Leafing through the excellent bibliographical material in volume 13 of Omnibus press's Tout Simenon, I figured out that I have read 73 novels by Simenon – probably not even a quarter of his opus. Seventy-three is enough of a start to dream about reading them all some day, but what kind of accomplishment is that? How do you bring it up in conversation, what points does it get you in life – in effect, who cares? It's not a question that comes up with other authors: it's self-evidently valuable, to a literary type, to have read all of Jane Austen or Charles Dickens. But Simenon wrote so quickly and so disposably that you have to figure that even fans don't have any sense of his complete works, making conversation about them difficult as a whole and impossible in the case of individual books (it's practically at haphazard that you'll ever meet anyone who's read a particular title).
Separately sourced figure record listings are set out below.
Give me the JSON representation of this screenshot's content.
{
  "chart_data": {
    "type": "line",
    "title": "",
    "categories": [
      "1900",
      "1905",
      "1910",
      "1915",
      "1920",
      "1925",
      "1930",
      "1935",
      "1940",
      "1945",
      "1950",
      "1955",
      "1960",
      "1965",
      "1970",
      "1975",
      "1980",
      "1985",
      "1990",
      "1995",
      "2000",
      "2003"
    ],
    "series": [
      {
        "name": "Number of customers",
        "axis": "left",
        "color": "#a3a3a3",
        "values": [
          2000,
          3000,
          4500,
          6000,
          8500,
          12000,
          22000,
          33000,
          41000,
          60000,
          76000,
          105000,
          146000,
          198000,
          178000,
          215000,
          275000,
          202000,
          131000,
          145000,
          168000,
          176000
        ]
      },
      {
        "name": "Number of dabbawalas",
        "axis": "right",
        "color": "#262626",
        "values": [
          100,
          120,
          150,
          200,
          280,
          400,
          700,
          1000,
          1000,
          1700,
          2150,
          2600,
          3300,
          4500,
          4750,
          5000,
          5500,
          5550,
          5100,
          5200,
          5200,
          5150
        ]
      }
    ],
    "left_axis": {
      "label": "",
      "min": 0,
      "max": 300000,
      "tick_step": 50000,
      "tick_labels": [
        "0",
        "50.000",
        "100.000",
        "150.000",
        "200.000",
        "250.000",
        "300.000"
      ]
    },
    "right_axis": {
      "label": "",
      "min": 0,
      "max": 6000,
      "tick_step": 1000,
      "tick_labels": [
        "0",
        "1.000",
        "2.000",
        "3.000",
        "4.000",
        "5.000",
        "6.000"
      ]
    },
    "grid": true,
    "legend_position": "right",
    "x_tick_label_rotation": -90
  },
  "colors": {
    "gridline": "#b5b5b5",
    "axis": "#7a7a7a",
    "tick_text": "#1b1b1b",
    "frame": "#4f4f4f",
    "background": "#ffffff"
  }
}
Yet Simenon uses themes that emerge from his work like the proverbial figures in the carpet, if you read far enough and fast enough. Le confessional, a short, tightly-constructed novel from the last years of his career, takes up the theme of turning into one's parents (or, more broadly, the younger generation turning into a mirror of an entire older generation).

André Bar is sixteen and a half. He's preparing to sit his bac, the 1960s French equivalent of A-levels. He's getting interested in Francine, the 17-year-old daughter of family friends. But while on an impromptu date one afternoon with Francine, André sees his mother leaving a dubious block of furnished flats that rent by the hour.

This chance encounter touches off long stretches of dialogue among all the novel's principal characters. It's a talky novel. But then, confessionals are talky places. If the dialogue were sparer and the situation more ominous, Le confessional would be a Pinter play (along the lines of Betrayal, if Betrayal had featured a young-adult son watching his parents' marriage unravel). As it is, the characters explain too much, and the exposition is too elaborate.

Still, despite its flaws, Le confessional gives a stark view of a kid confronting the imminence of adulthood. (At one point, when his mother reveals a conversation she'd had with his father when they were 21, our hero – fond of slot cars and milkshakes – realizes that he'll be having such conversations, with all their permanent repercussions, before he knows it.)

Also very much in the Pinter mode, Le confessional gives us characters who talk at cross-purposes and believe they are entitled to their own facts. Mme. Bar is habitually unfaithful, says M. Bar. M. Bar is pathologically jealous, says Mme. Bar. Each says they love the other and each insists they're unloved in return. Nobody can really be right or wrong. They simply need to see the world in a certain way to cope with getting out of bed the next morning.

Simenon, Georges. Le confessional. 1966. In Tout Simenon 13. Paris: Omnibus, 2002. 115-211.